La eventualidad de un desastre de estas dimensiones, junto a consideraciones de sostenibilidad económica, estuvo en la raíz del Tratado de No Proliferación Nuclear (TNP), abierto a la firma en 1968. El TNP establecía que los países que no tenían el arma nuclear en el momento de su entrada en vigor se comprometían a no desarrollarla. Está claro que esto establecía una asimetría entre aquellos que ya la poseían y el resto, pero en su articulado ya se obligaba a las potencias nucleares a iniciar conversaciones para reducir sus arsenales; de ahí los acuerdos SALT y START firmados entre las dos grandes superpotencias de la Guerra Fría a partir de los años setenta. El fin último era la desaparición de tal arma de la faz de la Tierra. Primero, limitando la extensión a otros países, y luego, reduciéndola en aquellos que ya la tenían.
Como consecuencia, la cantidad de armas nucleares ha venido disminuyendo de forma continua desde su máximo en los sesenta hasta hoy. El stock de cabezas nucleares en EE UU era de más de 32.000 en 1965 y es hoy del orden de 5.000, de los que menos de la mitad están operativas. Muchas todavía, desde luego, pero en una senda descendente.
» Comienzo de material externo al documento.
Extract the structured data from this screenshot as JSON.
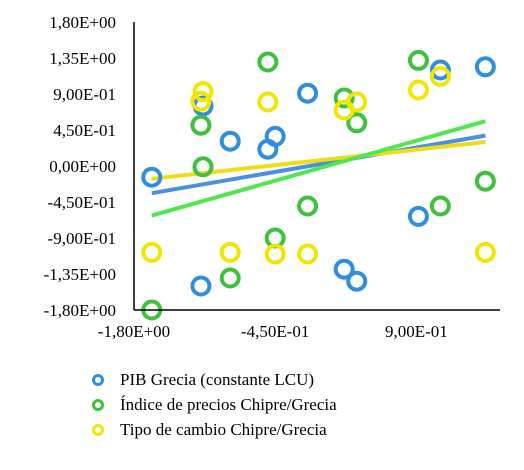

El final de la Guerra Fría eliminó del subconsciente colectivo el temor a una conflagración global y consiguientemente a la posibilidad de desencadenar el invierno nuclear, aunque persisten los temores de un uso limitado del arma nuclear por parte de quienes la poseen, incluidos los pocos países que no firmaron el TNP. Y la perturbación climática de dimensión planetaria que vino justificadamente a preocuparnos fue la de un calentamiento global derivado del uso de los combustibles fósiles y la generación de enormes cantidades de gases de efecto invernadero. Y lo mismo que ocurrió con la proliferación nuclear, la preocupación por los efectos del cambio climático precipitó acciones y compromisos para evitarlo, como los establecidos en la cumbre de París.
Pero ahora, el recién elegido presidente de EE UU, Donald Trump, está dando un giro brusco a las políticas preventivas de ambos tipos de desastre. Se desentiende de los compromisos en la reducción de emisiones y propugna un incremento de la capacidad bélica de EE UU, incluyendo el sector nuclear. Ambas actitudes, aparte de sus consecuencias directas, pueden generar actitudes reflejas en otros países e interrumpir el camino recorrido para evitar este tipo de catástrofes climáticas globales. Esperemos que la humanidad no tenga que revivir viejos temores y siga luchando contra los que ahora nos atenazan.
Cayetano López fue director del Centro de Investigaciones Energéticas Medioambientales y Tecnológicas (CIEMAT).